The Contra Costa Times, in a story that calculated the financial impact of East Bay gun violence, estimated that in 2005 alone, "gunshot patients racked up nearly $25.7 million in charges at John Muir Medical Center."
Contra Costa District Attorney Bob Kochly was quoted in the story as calling gun violence "a tremendous resource drain."
"Then you factor in on top of that other shootings that are nonfatal," he said. "There's a lot of those, and they're generally particularly troublesome cases. We're often dealing with victims who are still alive and able to testify but don't want to."
Nationally, about 2/3 of homicides are committed with firearms, and firearms were involved in about 16,000 suicides in 2001.
"Stopping gun violence will require many changes including a change in our culture," the Mt. Diablo Peace and Justice Center says.

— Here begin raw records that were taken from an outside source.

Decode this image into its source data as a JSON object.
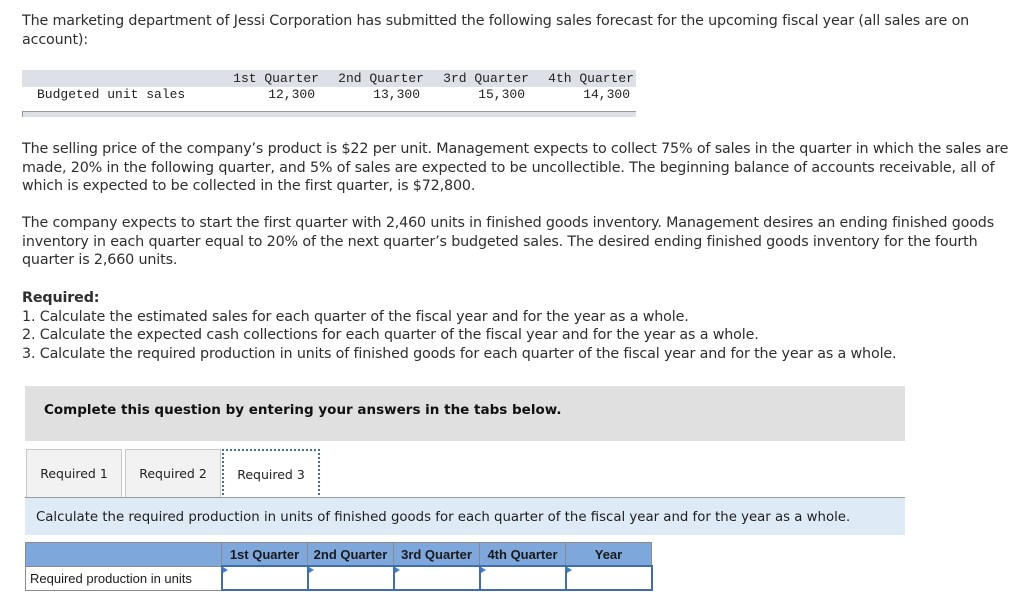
{
  "intro_text": "The marketing department of Jessi Corporation has submitted the following sales forecast for the upcoming fiscal year (all sales are on account):",
  "forecast_table": {
    "columns": [
      "1st Quarter",
      "2nd Quarter",
      "3rd Quarter",
      "4th Quarter"
    ],
    "row_label": "Budgeted unit sales",
    "values": [
      "12,300",
      "13,300",
      "15,300",
      "14,300"
    ]
  },
  "price_text": "The selling price of the company’s product is $22 per unit. Management expects to collect 75% of sales in the quarter in which the sales are made, 20% in the following quarter, and 5% of sales are expected to be uncollectible. The beginning balance of accounts receivable, all of which is expected to be collected in the first quarter, is $72,800.",
  "inventory_text": "The company expects to start the first quarter with 2,460 units in finished goods inventory. Management desires an ending finished goods inventory in each quarter equal to 20% of the next quarter’s budgeted sales. The desired ending finished goods inventory for the fourth quarter is 2,660 units.",
  "required": {
    "heading": "Required:",
    "items": [
      "1. Calculate the estimated sales for each quarter of the fiscal year and for the year as a whole.",
      "2. Calculate the expected cash collections for each quarter of the fiscal year and for the year as a whole.",
      "3. Calculate the required production in units of finished goods for each quarter of the fiscal year and for the year as a whole."
    ]
  },
  "instruction": "Complete this question by entering your answers in the tabs below.",
  "tabs": [
    {
      "label": "Required 1",
      "active": false
    },
    {
      "label": "Required 2",
      "active": false
    },
    {
      "label": "Required 3",
      "active": true
    }
  ],
  "task_text": "Calculate the required production in units of finished goods for each quarter of the fiscal year and for the year as a whole.",
  "answer_table": {
    "columns": [
      "",
      "1st Quarter",
      "2nd Quarter",
      "3rd Quarter",
      "4th Quarter",
      "Year"
    ],
    "rows": [
      {
        "label": "Required production in units",
        "values": [
          "",
          "",
          "",
          "",
          ""
        ]
      }
    ]
  },
  "colors": {
    "tab_focus_border": "#3a6fb0",
    "answer_header_bg": "#7ea7dc",
    "task_bar_bg": "#dfeaf7",
    "instruction_bg": "#e0e0e0"
  }
}
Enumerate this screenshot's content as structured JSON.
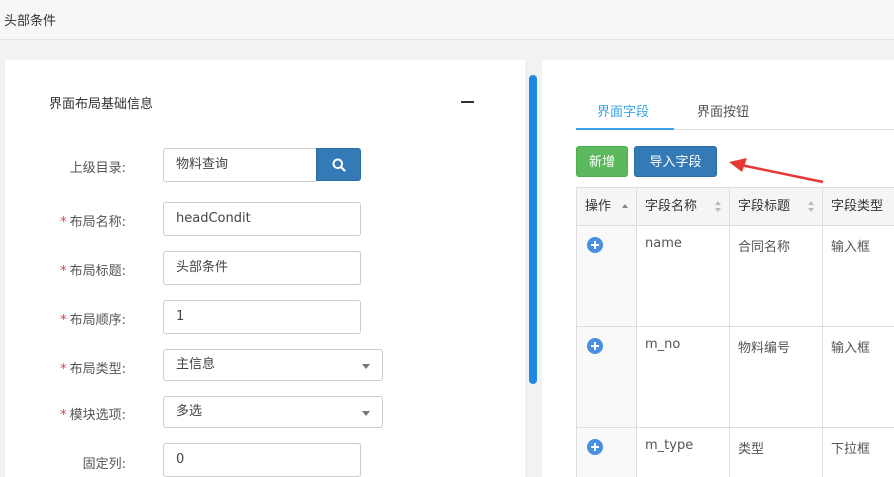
{
  "header": {
    "title": "头部条件"
  },
  "panel": {
    "title": "界面布局基础信息"
  },
  "form": {
    "parent_dir": {
      "label": "上级目录:",
      "value": "物料查询"
    },
    "layout_name": {
      "label": "布局名称:",
      "value": "headCondit",
      "required": true
    },
    "layout_title": {
      "label": "布局标题:",
      "value": "头部条件",
      "required": true
    },
    "layout_order": {
      "label": "布局顺序:",
      "value": "1",
      "required": true
    },
    "layout_type": {
      "label": "布局类型:",
      "value": "主信息",
      "required": true
    },
    "module_option": {
      "label": "模块选项:",
      "value": "多选",
      "required": true
    },
    "fixed_cols": {
      "label": "固定列:",
      "value": "0"
    }
  },
  "tabs": [
    {
      "label": "界面字段",
      "active": true
    },
    {
      "label": "界面按钮",
      "active": false
    }
  ],
  "toolbar": {
    "add_label": "新增",
    "import_label": "导入字段"
  },
  "table": {
    "columns": [
      "操作",
      "字段名称",
      "字段标题",
      "字段类型"
    ],
    "rows": [
      {
        "name": "name",
        "title": "合同名称",
        "type": "输入框"
      },
      {
        "name": "m_no",
        "title": "物料编号",
        "type": "输入框"
      },
      {
        "name": "m_type",
        "title": "类型",
        "type": "下拉框"
      }
    ]
  },
  "colors": {
    "primary": "#337ab7",
    "success": "#5cb85c",
    "tab_active": "#39a3e6",
    "required": "#e53935",
    "arrow": "#e53935"
  }
}
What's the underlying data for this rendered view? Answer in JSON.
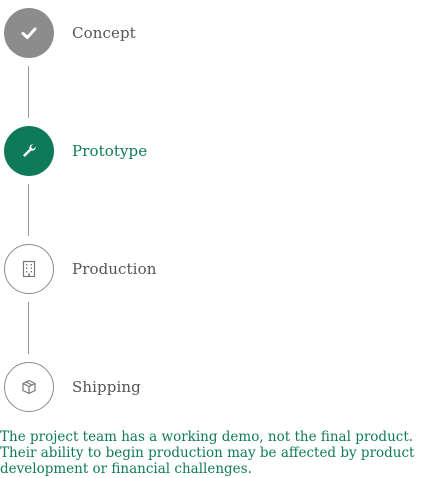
{
  "steps": [
    {
      "label": "Concept",
      "status": "complete",
      "icon": "checkmark-icon"
    },
    {
      "label": "Prototype",
      "status": "current",
      "icon": "wrench-icon"
    },
    {
      "label": "Production",
      "status": "upcoming",
      "icon": "building-icon"
    },
    {
      "label": "Shipping",
      "status": "upcoming",
      "icon": "box-icon"
    }
  ],
  "description": "The project team has a working demo, not the final product. Their ability to begin production may be affected by product development or financial challenges.",
  "colors": {
    "complete": "#8c8c8c",
    "current": "#0f7a5a",
    "upcoming_border": "#8c8c8c",
    "label": "#555555",
    "connector": "#9a9a9a"
  }
}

"Laws are only part of problem. Innovative enforcement techniques are also needed. The NRA aggressively organizes for gun rights while many remain oblivious to all but the violence we hear of in the news. This panel will inform us of what is happening in communities, in our state legislature and in the U.S. Supreme Court where a case is under consideration which may affect all the gun laws in the nation."
Also speaking will be Juliet Leftwich, senior counsel at Legal Community Against Violence, a national law center formed in the wake of the 1993 assault weapon massacre in San Francisco. She will speak about recent and pending Supreme Court decisions.
The talk will take place at the Mt. Diablo Unitarian Universalist Church, 55 Eckley Lane.